The SEC’s investigation found that Quantek Asset Management LLC made various misrepresentations about fund managers having “skin in the game” along with investors in the $1 billion Quantek Opportunity Fund. In fact, Quantek’s executives never invested their own money in the fund. The SEC’s investigation also found that Quantek misled investors about the investment process of the funds it managed as well as certain related-party transactions involving its lead executive Javier Guerra and its former parent company Bulltick Capital Markets Holdings LP.
Bulltick, Guerra, and former Quantek operations director Ralph Patino are charged along with Quantek in the SEC’s enforcement action. They agreed to pay more than $3.1 million in total disgorgement and penalties to settle the charges, and Guerra and Patino agreed to securities industry bars.
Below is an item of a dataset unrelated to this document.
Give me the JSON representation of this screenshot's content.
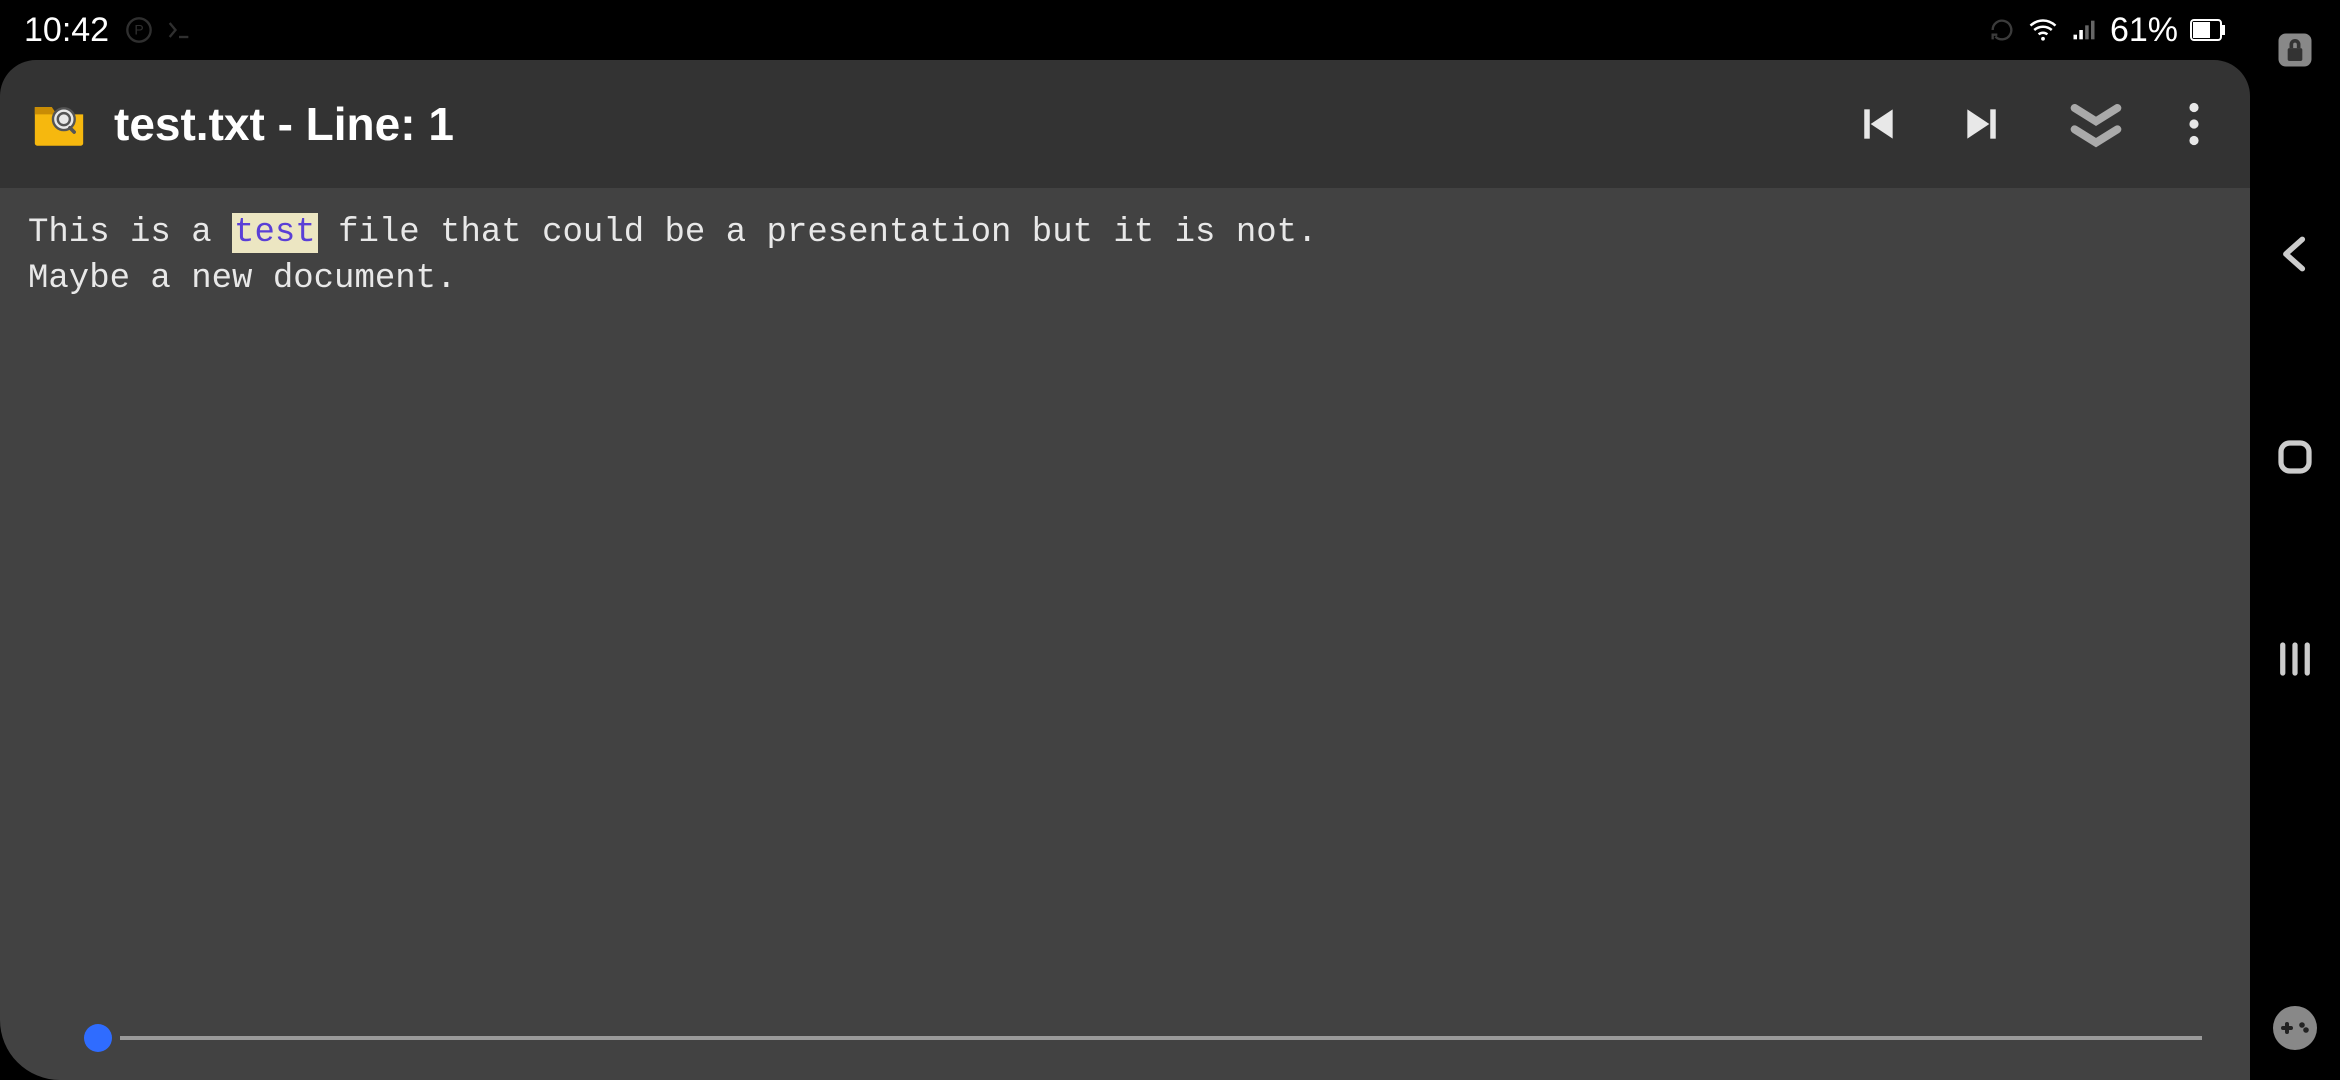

“When making an investment decision, private fund investors are entitled to the unvarnished truth about material information such as management’s skin in the game or the adviser’s handling of related-party transactions,” said Bruce Karpati, Co-Chief of the SEC Enforcement Division’s Asset Management Unit. “Quantek’s investors deserved better than the misleading information they received in marketing materials, side letters, and other fund documents.”
According to the SEC’s order instituting settled administrative proceedings, fund investors frequently inquire about the extent of the manager’s personal investment during their due diligence process, and many require it in fund selection. Quantek, particularly Patino, misrepresented to investors from 2006 to 2008 that management had skin in the game. These misstatements were made when responding to specific questions posed in due diligence questionnaires that were used to market the funds to new investors. Quantek made similar misrepresentations in side letter agreements executed by Guerra with two sought-after institutional investors.
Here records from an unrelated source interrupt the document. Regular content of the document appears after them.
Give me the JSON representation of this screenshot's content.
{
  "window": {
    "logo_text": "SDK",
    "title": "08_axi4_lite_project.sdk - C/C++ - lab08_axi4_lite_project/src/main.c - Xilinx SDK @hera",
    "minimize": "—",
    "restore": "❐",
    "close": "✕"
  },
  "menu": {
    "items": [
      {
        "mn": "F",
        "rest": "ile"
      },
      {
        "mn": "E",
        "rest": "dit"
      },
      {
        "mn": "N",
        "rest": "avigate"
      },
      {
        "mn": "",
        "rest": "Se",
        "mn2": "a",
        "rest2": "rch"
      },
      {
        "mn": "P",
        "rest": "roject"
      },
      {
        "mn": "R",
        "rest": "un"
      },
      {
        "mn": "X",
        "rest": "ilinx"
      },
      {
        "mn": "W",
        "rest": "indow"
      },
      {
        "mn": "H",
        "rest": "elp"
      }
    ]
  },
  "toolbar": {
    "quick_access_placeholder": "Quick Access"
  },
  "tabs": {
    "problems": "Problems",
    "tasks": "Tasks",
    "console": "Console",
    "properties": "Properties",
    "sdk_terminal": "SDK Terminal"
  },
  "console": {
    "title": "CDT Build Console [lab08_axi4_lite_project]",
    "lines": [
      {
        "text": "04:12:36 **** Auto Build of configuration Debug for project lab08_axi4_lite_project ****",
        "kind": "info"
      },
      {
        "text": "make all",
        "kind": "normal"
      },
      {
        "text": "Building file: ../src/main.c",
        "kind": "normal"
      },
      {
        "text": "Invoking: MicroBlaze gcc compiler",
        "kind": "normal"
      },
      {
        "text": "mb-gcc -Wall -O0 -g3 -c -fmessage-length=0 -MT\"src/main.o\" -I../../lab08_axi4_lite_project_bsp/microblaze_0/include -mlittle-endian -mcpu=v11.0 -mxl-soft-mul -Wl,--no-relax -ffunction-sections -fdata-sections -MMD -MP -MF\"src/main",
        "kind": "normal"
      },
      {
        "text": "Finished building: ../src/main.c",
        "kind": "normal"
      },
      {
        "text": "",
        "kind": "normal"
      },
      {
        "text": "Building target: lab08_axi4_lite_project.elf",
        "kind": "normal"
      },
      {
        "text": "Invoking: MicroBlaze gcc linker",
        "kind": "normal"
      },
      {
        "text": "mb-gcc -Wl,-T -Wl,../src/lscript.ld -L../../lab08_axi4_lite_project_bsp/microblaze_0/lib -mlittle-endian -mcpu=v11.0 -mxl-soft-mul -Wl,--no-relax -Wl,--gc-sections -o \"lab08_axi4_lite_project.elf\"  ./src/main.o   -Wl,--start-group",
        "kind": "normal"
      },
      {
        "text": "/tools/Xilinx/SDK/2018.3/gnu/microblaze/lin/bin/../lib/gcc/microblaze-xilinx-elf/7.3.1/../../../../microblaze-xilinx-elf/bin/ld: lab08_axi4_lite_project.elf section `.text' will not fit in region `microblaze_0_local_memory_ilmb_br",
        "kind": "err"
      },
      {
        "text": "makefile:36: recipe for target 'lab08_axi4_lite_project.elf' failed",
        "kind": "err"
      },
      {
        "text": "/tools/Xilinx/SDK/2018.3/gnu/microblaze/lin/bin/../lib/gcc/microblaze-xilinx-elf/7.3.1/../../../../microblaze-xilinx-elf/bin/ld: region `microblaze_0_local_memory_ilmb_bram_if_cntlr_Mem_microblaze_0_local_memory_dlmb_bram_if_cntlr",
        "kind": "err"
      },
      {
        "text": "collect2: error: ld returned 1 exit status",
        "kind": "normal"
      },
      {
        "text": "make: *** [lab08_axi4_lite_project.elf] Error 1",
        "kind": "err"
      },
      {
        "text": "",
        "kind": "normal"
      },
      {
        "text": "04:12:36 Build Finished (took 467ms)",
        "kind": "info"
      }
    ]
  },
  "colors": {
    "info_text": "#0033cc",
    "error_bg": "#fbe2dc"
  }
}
The SEC’s order also found that Quantek misled investors about certain related-party loans made by the fund to affiliates of Guerra and Bulltick. Because the fund permitted related-party transactions with Bulltick and other Quantek affiliates, investors were wary of deals that were not properly disclosed. In 2006 and 2007, Quantek caused the fund to make related-party loans to affiliates of Guerra and Bulltick that were not properly documented or secured at the outset. Quantek and Bulltick employees later re-created the missing related-party loan documents, but misstated key terms of the loans and backdated the materials to give the appearance that the loans had been sufficiently documented and secured at all times. Quantek and Guerra provided this misleading loan information to the fund’s investors.
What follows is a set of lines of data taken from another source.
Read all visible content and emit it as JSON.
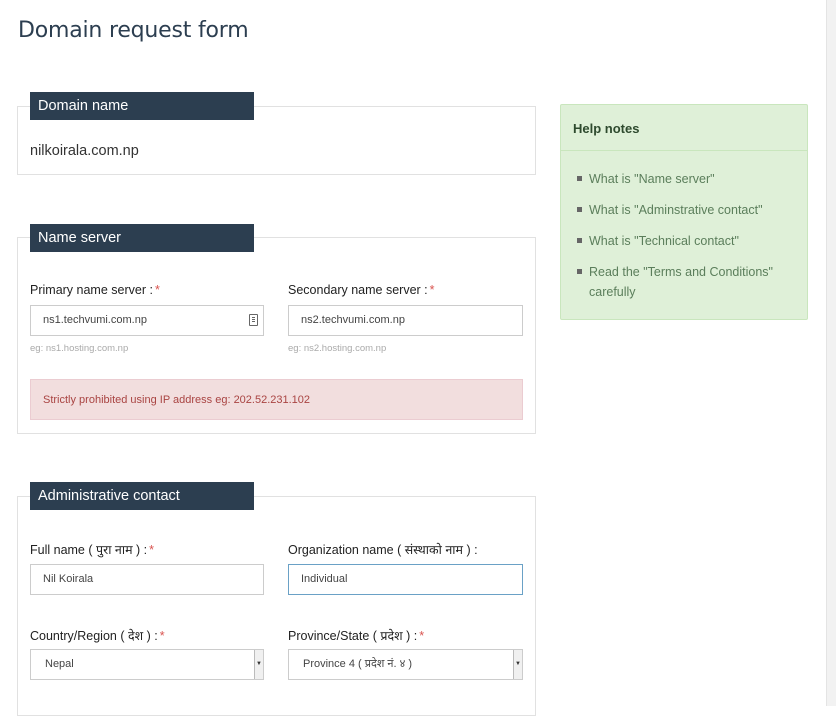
{
  "page": {
    "title": "Domain request form"
  },
  "domain_section": {
    "heading": "Domain name",
    "value": "nilkoirala.com.np"
  },
  "name_server_section": {
    "heading": "Name server",
    "primary": {
      "label": "Primary name server :",
      "required": "*",
      "value": "ns1.techvumi.com.np",
      "hint": "eg: ns1.hosting.com.np"
    },
    "secondary": {
      "label": "Secondary name server :",
      "required": "*",
      "value": "ns2.techvumi.com.np",
      "hint": "eg: ns2.hosting.com.np"
    },
    "alert": "Strictly prohibited using IP address eg: 202.52.231.102"
  },
  "admin_section": {
    "heading": "Administrative contact",
    "full_name": {
      "label": "Full name ( पुरा नाम ) :",
      "required": "*",
      "value": "Nil Koirala"
    },
    "organization": {
      "label": "Organization name ( संस्थाको नाम ) :",
      "value": "Individual"
    },
    "country": {
      "label": "Country/Region ( देश ) :",
      "required": "*",
      "selected": "Nepal"
    },
    "province": {
      "label": "Province/State ( प्रदेश ) :",
      "required": "*",
      "selected": "Province 4 ( प्रदेश नं. ४ )"
    }
  },
  "help": {
    "title": "Help notes",
    "items": [
      {
        "prefix": "What is ",
        "link": "\"Name server\"",
        "suffix": ""
      },
      {
        "prefix": "What is ",
        "link": "\"Adminstrative contact\"",
        "suffix": ""
      },
      {
        "prefix": "What is ",
        "link": "\"Technical contact\"",
        "suffix": ""
      },
      {
        "prefix": "Read the ",
        "link": "\"Terms and Conditions\"",
        "suffix": " carefully"
      }
    ]
  },
  "colors": {
    "section_tab": "#2c3e50",
    "help_bg": "#dff0d8",
    "alert_bg": "#f2dede",
    "alert_text": "#a94442",
    "required": "#d9534f"
  }
}
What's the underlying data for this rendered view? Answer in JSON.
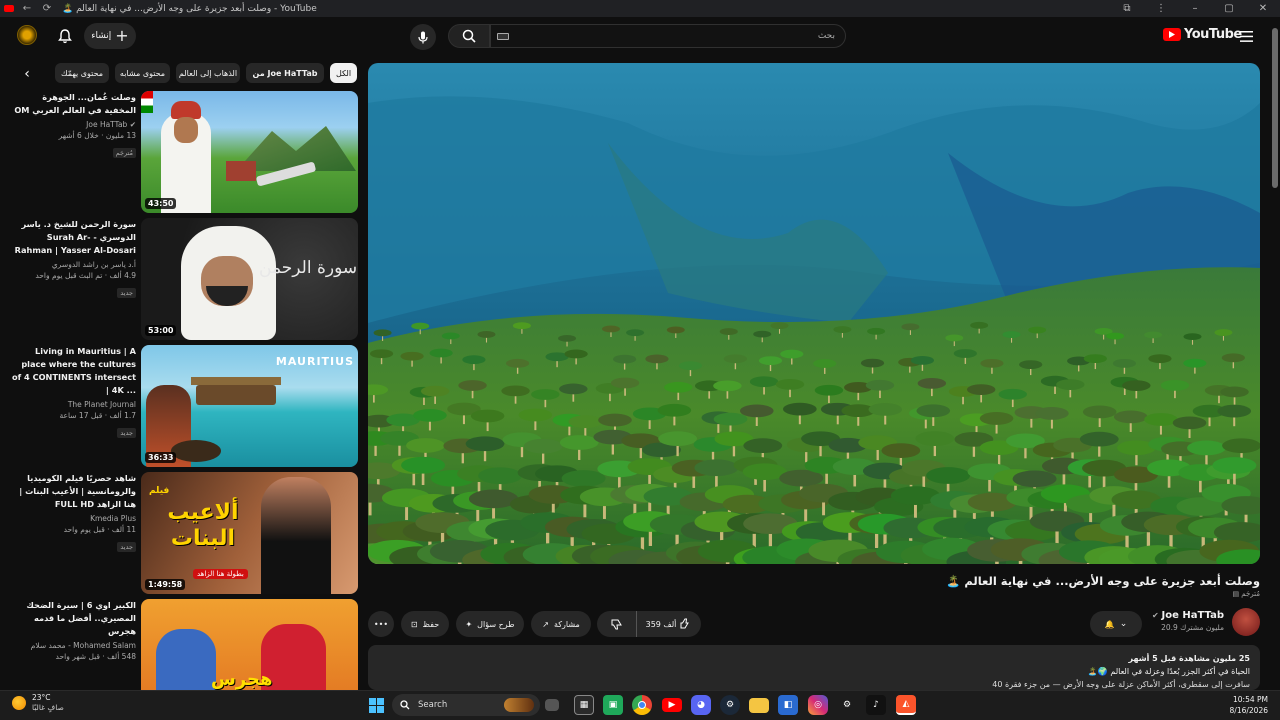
{
  "browser": {
    "tab_title": "YouTube - وصلت أبعد جزيرة على وجه الأرض... في نهاية العالم 🏝️"
  },
  "header": {
    "search_placeholder": "بحث",
    "create_label": "إنشاء",
    "logo_text": "YouTube"
  },
  "chips": [
    "الكل",
    "من Joe HaTTab",
    "الذهاب إلى العالم",
    "محتوى مشابه",
    "محتوى يهمّك"
  ],
  "recommendations": [
    {
      "title": "وصلت عُمان... الجوهرة المخفية في العالم العربي OM",
      "channel": "Joe HaTTab",
      "stats": "13 مليون · خلال 6 أشهر",
      "badge": "مُترجَم",
      "duration": "43:50"
    },
    {
      "title": "سورة الرحمن للشيخ د. ياسر الدوسري - Surah Ar-Rahman | Yasser Al-Dosari",
      "channel": "أ.د ياسر بن راشد الدوسري",
      "stats": "4.9 ألف · تم البث قبل يوم واحد",
      "badge": "جديد",
      "duration": "53:00"
    },
    {
      "title": "Living in Mauritius | A place where the cultures of 4 CONTINENTS intersect | 4K ...",
      "channel": "The Planet Journal",
      "stats": "1.7 ألف · قبل 17 ساعة",
      "badge": "جديد",
      "duration": "36:33"
    },
    {
      "title": "شاهد حصريًا فيلم الكوميديا والرومانسية | الأعيب البنات | هنا الزاهد FULL HD",
      "channel": "Kmedia Plus",
      "stats": "11 ألف · قبل يوم واحد",
      "badge": "جديد",
      "duration": "1:49:58"
    },
    {
      "title": "الكبير اوي 6 | سيرة الضحك المصيري.. أفضل ما قدمه هجرس",
      "channel": "Mohamed Salam - محمد سلام",
      "stats": "548 ألف · قبل شهر واحد",
      "badge": "",
      "duration": ""
    }
  ],
  "thumb_texts": {
    "mauritius": "MAURITIUS",
    "film_title": "ألاعيب البنات",
    "film_label": "فيلم",
    "film_tag": "بطولة هنا الزاهد",
    "surah": "سورة الرحمن",
    "hagras": "هجرس"
  },
  "video": {
    "title": "وصلت أبعد جزيرة على وجه الأرض... في نهاية العالم 🏝️",
    "tag": "مُترجَم",
    "channel": "Joe HaTTab",
    "subscribers": "20.9 مليون مشترك",
    "likes": "359 ألف",
    "share": "مشاركة",
    "ask": "طرح سؤال",
    "save": "حفظ",
    "views_date": "25 مليون مشاهدة  قبل 5 أشهر",
    "desc_line1": "الحياة في أكثر الجزر بُعدًا وعزلة في العالم 🌍🏝️",
    "desc_line2": "سافرت إلى سقطرى، أكثر الأماكن عزلة على وجه الأرض — من جزء فقرة 40"
  },
  "taskbar": {
    "weather_temp": "23°C",
    "weather_text": "صافٍ غالبًا",
    "search_label": "Search",
    "time": "10:54 PM",
    "date": "8/16/2026"
  },
  "colors": {
    "accent_red": "#ff0000",
    "background": "#0f0f0f",
    "chip": "#272727"
  }
}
“The related-party transactions were problematic to begin with, and the false deal documents left investors in the dark about the adviser’s conflicts of interest,” said Scott Weisman, Assistant Director in the SEC Enforcement Division’s Asset Management Unit.
According to the SEC’s order, Quantek also repeatedly failed to follow the robust investment approval process it had described to investors in the fund. Quantek concealed this deficiency by providing investors with backdated and misleading investment approval memoranda signed by Guerra and other Quantek principals.
Quantek, Guerra, Bulltick, and Patino settled the charges without admitting or denying the findings. Quantek and Guerra agreed jointly to pay more than $2.2 million in disgorgement and pre-judgment interest, and to pay financial penalties of $375,000 and $150,000 respectively. Bulltick agreed to pay a penalty of $300,000, and Patino agreed to a penalty of $50,000. Guerra consented to a five-year securities industry bar, and Patino consented to a securities industry bar of one year. Quantek and Bulltick agreed to censures. They all consented to orders that they cease and desist from committing or causing violations of certain antifraud, compliance, and recordkeeping provisions of the Investment Advisers Act of 1940 and the Securities Act of 1933.